Banks await Central Bank response to ‘interest relief’

By Madhusha Thavapalakumar

Sri Lanka’s banking industry is waiting with bated breath for the Central Bank of Sri Lanka (CBSL) to respond to its request to be allowed to charge interest from lenders under the Covid-19 moratorium, The Sunday Morning Business learns.

The industry made a request from the CBSL a couple of weeks ago, to be allowed to charge at least a component of the interest on loans that were completely waived off under the moratorium.

This request was made to ensure banks have sufficient cash flow to pay interest income to their depositors, as the moratorium as it stands deprives banks of interest income for half a year, creating severe cash flow issues.

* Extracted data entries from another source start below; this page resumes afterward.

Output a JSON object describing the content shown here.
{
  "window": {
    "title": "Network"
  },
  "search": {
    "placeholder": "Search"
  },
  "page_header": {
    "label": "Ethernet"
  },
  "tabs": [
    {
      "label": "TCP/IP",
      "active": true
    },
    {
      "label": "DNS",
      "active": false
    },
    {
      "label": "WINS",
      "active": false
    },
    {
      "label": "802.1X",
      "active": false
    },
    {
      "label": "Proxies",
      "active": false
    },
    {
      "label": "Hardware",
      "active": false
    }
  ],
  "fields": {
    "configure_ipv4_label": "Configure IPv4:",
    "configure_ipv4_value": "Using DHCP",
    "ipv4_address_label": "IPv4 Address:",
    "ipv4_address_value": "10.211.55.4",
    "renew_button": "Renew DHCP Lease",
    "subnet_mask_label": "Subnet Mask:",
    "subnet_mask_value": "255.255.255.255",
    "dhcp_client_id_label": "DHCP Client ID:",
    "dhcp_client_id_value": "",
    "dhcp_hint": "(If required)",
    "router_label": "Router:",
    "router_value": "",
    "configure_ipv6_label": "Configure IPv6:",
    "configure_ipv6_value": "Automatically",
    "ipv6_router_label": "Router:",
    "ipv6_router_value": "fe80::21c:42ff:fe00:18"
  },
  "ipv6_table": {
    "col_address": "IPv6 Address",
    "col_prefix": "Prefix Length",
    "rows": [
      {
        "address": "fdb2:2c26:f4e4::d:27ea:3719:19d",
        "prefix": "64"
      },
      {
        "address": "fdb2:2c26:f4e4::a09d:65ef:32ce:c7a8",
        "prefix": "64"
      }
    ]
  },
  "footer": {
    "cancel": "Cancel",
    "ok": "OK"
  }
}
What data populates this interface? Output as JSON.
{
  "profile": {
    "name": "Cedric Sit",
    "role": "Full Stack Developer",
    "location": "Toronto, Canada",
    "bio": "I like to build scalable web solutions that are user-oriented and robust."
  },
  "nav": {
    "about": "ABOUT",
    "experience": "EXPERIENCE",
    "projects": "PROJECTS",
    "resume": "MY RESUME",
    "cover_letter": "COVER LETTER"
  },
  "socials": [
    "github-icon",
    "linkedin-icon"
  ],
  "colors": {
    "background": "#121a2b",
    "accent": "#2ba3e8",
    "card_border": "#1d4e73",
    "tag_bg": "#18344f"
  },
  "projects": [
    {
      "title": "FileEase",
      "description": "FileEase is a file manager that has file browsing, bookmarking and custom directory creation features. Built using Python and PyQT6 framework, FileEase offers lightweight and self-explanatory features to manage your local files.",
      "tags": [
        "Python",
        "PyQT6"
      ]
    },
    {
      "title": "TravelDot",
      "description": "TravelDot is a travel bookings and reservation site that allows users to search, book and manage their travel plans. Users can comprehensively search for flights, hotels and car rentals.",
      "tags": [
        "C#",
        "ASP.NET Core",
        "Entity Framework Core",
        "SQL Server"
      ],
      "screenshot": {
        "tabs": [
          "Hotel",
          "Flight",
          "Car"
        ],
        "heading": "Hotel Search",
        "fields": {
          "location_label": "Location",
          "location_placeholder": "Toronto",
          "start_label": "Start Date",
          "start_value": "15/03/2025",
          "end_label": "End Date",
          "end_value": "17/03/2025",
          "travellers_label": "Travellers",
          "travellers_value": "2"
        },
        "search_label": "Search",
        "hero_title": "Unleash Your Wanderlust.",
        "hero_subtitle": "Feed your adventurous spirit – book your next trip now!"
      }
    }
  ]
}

Well-placed banking sector sources told us that negotiations are underway with the CBSL and that it is hoped a response would be received within the week.

Following the local spread of Covid-19, the CBSL announced financial relief in late March for selected industries due to the financial struggles endured as a result of the islandwide curfew as a result of Covid-19.

Issuing a circular on 24 March, a few days after the imposition of the islandwide curfew, the CBSL announced a six-month debt moratorium for affected industries comprising that of small and medium enterprises (SME), tourism, apparel, plantation, IT, and related logistics service providers.

In the same circular, the CBSL instructed financial institutions to provide working capital requirements at an interest rate of 4% and waive off interest payments for at least six months for the aforementioned sectors.

According to JB Securities estimates, around 30% of loans to the private sector from the banking sector will be under moratorium. Based on the current weighted average lending rate of 13%, the day one loss on the carrying value of these loans, assuming an average moratorium period of 4.5 months, will be Rs. 94 billion. This goes up to Rs. 125 billion if the average period increases to six months. 

They have also estimated that Rs. 50 billion of this loss can be offset from the reduction in the tax burden from 52% to 40%, due to the recent tax cuts computed on last year’s post-tax profits; the balance will have to be borne by a combination of labour cost savings (cuts to bonuses), other cost savings, higher margins, and lower profits.

A week after the announcement of the moratorium, the CBSL announced a Rs. 50 billion refinancing facility to financial institutions, to implement the debt moratorium on capital and interest and a working capital loan for Covid-19-hit businesses and individuals.

Licensed commercial banks (LCBs), licensed specialised banks (LSBs), licensed finance companies (LFCs), and specialised leasing companies were made eligible to participate in this refinancing facility which commenced in late March.

In addition to this moratorium, banks are instructed to provide two other debt moratoriums under the circular issued in March, along with a number of relief measures for sectors affected by Covid-19, all of which involve assistance from financial institutions.

Financial institutions were instructed to implement a debt moratorium on capital and interest which includes a six-month moratorium on leasing rentals of all three-wheelers, school vans, lorries, small good transport vehicles, and buses operated by the self-employed, and a moratorium until 30 May on personal loans and lease rentals valued at less than Rs. 1 million.

Around 3% of private sector credit is outstanding to the tourism sector as at the end of 2019, totalling Rs. 240 billion. Of this amount, Rs. 100 billion is under a one-year moratorium. In January this year, the CBSL announced a credit support scheme for SMEs.